Media Briefing Touts Bioenergy

By: Jamie Creamer

Switchgrass Discussion
Switching to Switchgrass-David Bransby, second from
right, explains the benefits of switchgrass as an energy
crop to, from left, State Rep. Richard Lindsey, U.S. Sen.
Jeff Sessions, AU Interim President Ed Richardson
and U.S. DOE representative Douglas Faulkner.

Outside the tent, a small plot of eight-foot-tall switchgrass swayed in a chilly late-February wind.

Inside the tent, Auburn University Interim President Ed Richardson was underscoring the significance of the event that had brought state and federal lawmakers and state and national news media to the middle of a rain-soaked field at the Alabama Agricultural Experiment Station's E.V. Smith Research Center in Shorter.

"Today marks a change in direction for agriculture in many parts of the state and a change, in my view, in the mission of agriculture at Auburn University," Richardson said.

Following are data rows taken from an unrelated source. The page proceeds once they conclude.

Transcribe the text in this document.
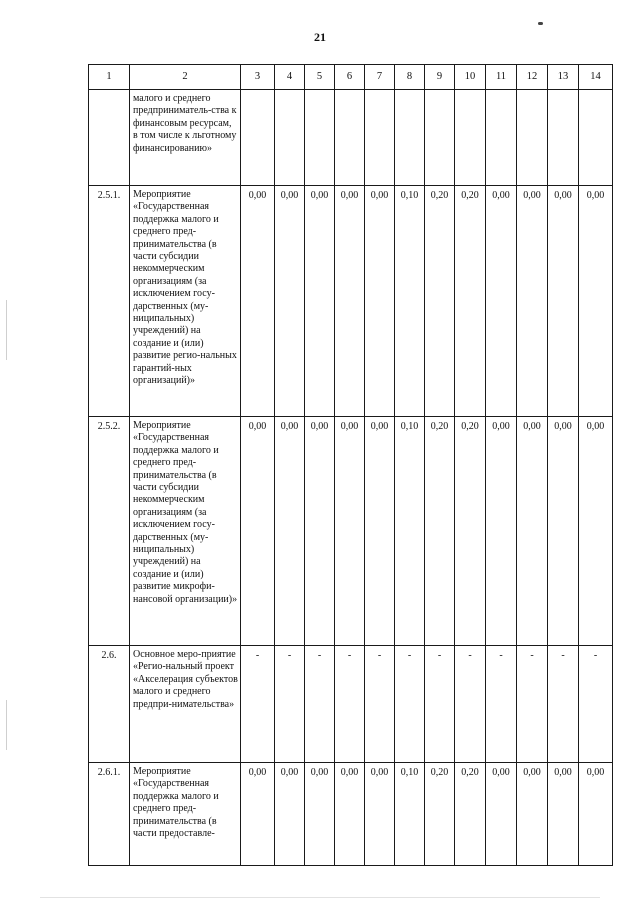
21
1	2	3	4	5	6	7	8	9	10	11	12	13	14
	малого и среднего предприниматель-ства к финансовым ресурсам, в том числе к льготному финансированию»												
2.5.1.	Мероприятие «Государственная поддержка малого и среднего пред-принимательства (в части субсидии некоммерческим организациям (за исключением госу-дарственных (му-ниципальных) учреждений) на создание и (или) развитие регио-нальных гарантий-ных организаций)»	0,00	0,00	0,00	0,00	0,00	0,10	0,20	0,20	0,00	0,00	0,00	0,00
2.5.2.	Мероприятие «Государственная поддержка малого и среднего пред-принимательства (в части субсидии некоммерческим организациям (за исключением госу-дарственных (му-ниципальных) учреждений) на создание и (или) развитие микрофи-нансовой организации)»	0,00	0,00	0,00	0,00	0,00	0,10	0,20	0,20	0,00	0,00	0,00	0,00
2.6.	Основное меро-приятие «Регио-нальный проект «Акселерация субъектов малого и среднего предпри-нимательства»	-	-	-	-	-	-	-	-	-	-	-	-
2.6.1.	Мероприятие «Государственная поддержка малого и среднего пред-принимательства (в части предоставле-	0,00	0,00	0,00	0,00	0,00	0,10	0,20	0,20	0,00	0,00	0,00	0,00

The event was a bioenergy briefing and demonstration orchestrated by Auburn University energy crops professor David Bransby.

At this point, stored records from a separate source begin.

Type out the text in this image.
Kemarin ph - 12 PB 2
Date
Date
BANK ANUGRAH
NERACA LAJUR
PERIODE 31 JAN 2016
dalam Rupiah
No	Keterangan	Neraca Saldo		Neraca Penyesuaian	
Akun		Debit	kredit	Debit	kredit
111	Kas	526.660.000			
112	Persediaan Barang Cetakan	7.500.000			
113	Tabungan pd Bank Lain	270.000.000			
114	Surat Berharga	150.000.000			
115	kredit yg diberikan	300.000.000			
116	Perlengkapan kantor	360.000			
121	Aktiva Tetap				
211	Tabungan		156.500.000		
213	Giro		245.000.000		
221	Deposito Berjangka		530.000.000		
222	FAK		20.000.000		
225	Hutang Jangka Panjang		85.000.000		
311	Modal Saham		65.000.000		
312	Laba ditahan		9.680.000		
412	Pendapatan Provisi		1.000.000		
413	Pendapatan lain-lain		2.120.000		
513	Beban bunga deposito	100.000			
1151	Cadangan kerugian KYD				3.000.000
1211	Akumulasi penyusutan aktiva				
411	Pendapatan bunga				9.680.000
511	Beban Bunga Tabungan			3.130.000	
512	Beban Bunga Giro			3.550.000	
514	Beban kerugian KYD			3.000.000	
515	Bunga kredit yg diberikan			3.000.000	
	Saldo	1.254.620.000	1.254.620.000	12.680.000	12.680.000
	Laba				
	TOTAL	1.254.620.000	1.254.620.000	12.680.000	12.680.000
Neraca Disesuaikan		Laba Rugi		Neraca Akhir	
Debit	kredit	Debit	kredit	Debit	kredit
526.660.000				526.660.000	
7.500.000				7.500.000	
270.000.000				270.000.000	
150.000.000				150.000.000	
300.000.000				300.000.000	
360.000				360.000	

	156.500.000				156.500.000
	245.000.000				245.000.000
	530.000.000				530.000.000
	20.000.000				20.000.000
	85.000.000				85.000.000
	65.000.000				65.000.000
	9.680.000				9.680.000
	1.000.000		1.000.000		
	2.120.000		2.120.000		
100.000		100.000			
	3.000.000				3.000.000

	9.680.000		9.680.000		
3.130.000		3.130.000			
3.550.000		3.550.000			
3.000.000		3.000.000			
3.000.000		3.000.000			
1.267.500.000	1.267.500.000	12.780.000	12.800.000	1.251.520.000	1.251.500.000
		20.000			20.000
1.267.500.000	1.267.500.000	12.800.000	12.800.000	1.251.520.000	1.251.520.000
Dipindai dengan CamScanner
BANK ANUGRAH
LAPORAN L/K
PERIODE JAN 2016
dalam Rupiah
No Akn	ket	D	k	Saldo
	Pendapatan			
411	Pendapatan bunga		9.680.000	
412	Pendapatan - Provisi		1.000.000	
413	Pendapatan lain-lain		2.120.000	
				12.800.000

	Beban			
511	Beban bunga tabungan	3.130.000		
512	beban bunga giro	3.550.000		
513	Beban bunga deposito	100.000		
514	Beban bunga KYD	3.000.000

During the briefing, U.S. Sen. Jeff Sessions called the nation's dependence on foreign oil a threat to America's national security. Bransby assured the crowd of 300-plus that it is technologically possible to produce 30 percent of U.S. transportation fuels from agriculture and forestry; and both maintained that Alabama resources, and research at Auburn, will play a big part in that.

The information-packed briefing came on the heels of President George W. Bush's 2006 State of the Union address, in which he said the nation is "addicted to oil" and called for funds to be made available for research on producing ethanol "not just from corn but from wood chips, stalks or switchgrass."

That was music to the ears of Bransby, the nation's foremost authority on switchgrass. Bransby has been studying the native prairie grass as an energy crop for 20 years and has been advocating its potential for nearly that long.

His and other scientists' research at Auburn indicates that biofuels can be produced from switchgrass and other agricultural and forestry crops and byproducts, including poultry litter, and that the development of such an industry would both reduce the nation's dependence on foreign oil and, by giving farmers new sources of income, strengthen America's farm economy.

Switchgrass
Richardson, left, and Sessions get
their first look at switchgrass.

In Alabama alone, Bransby said, the economic impact of ethanol production would be tremendous in providing markets for the 1.5 million tons of poultry litter produced each year, as well as the state's abundant supply of wood chips and cotton and corn stalks. All that has been needed, Bransby long has said, has been for the government to finance construction of a commercial refinery that would demonstrate to private industry the feasibility and cost-effectiveness of biofuels.

That should happen now, Douglas Faulkner, assistant secretary for the U.S. Department of Energy's Energy Efficiency and Renewable Energy, said at the briefing, as he announced the federal government's intent to make $160 million available for the construction of, not one, but three biorefineries to show that such facilities are financially viable. He said the goal will be to get ethanol to a price of $1.07 a gallon by 2012.

Faulkner noted that the Bush administration has mandated that 30 percent of the nation's transportation fuel be produced from biomass by the year 2030. According to Bransby, a recent joint study by the DOE and the U.S. Department of Agriculture determined that agriculture and forestry together could produce 1.3 billion tons of biomass annually, enough to reach the 30-percent target.

Bransby told the crowd that he often gets questioned as to whether farmers could be counted on to deliver biomass consistently, year after year.

"That question irritates me," Bransby said. "Have you ever sat down to dinner at night and had no food on the table? American farmers are among the most innovative people in the world. If you give them a fair market, they will deliver."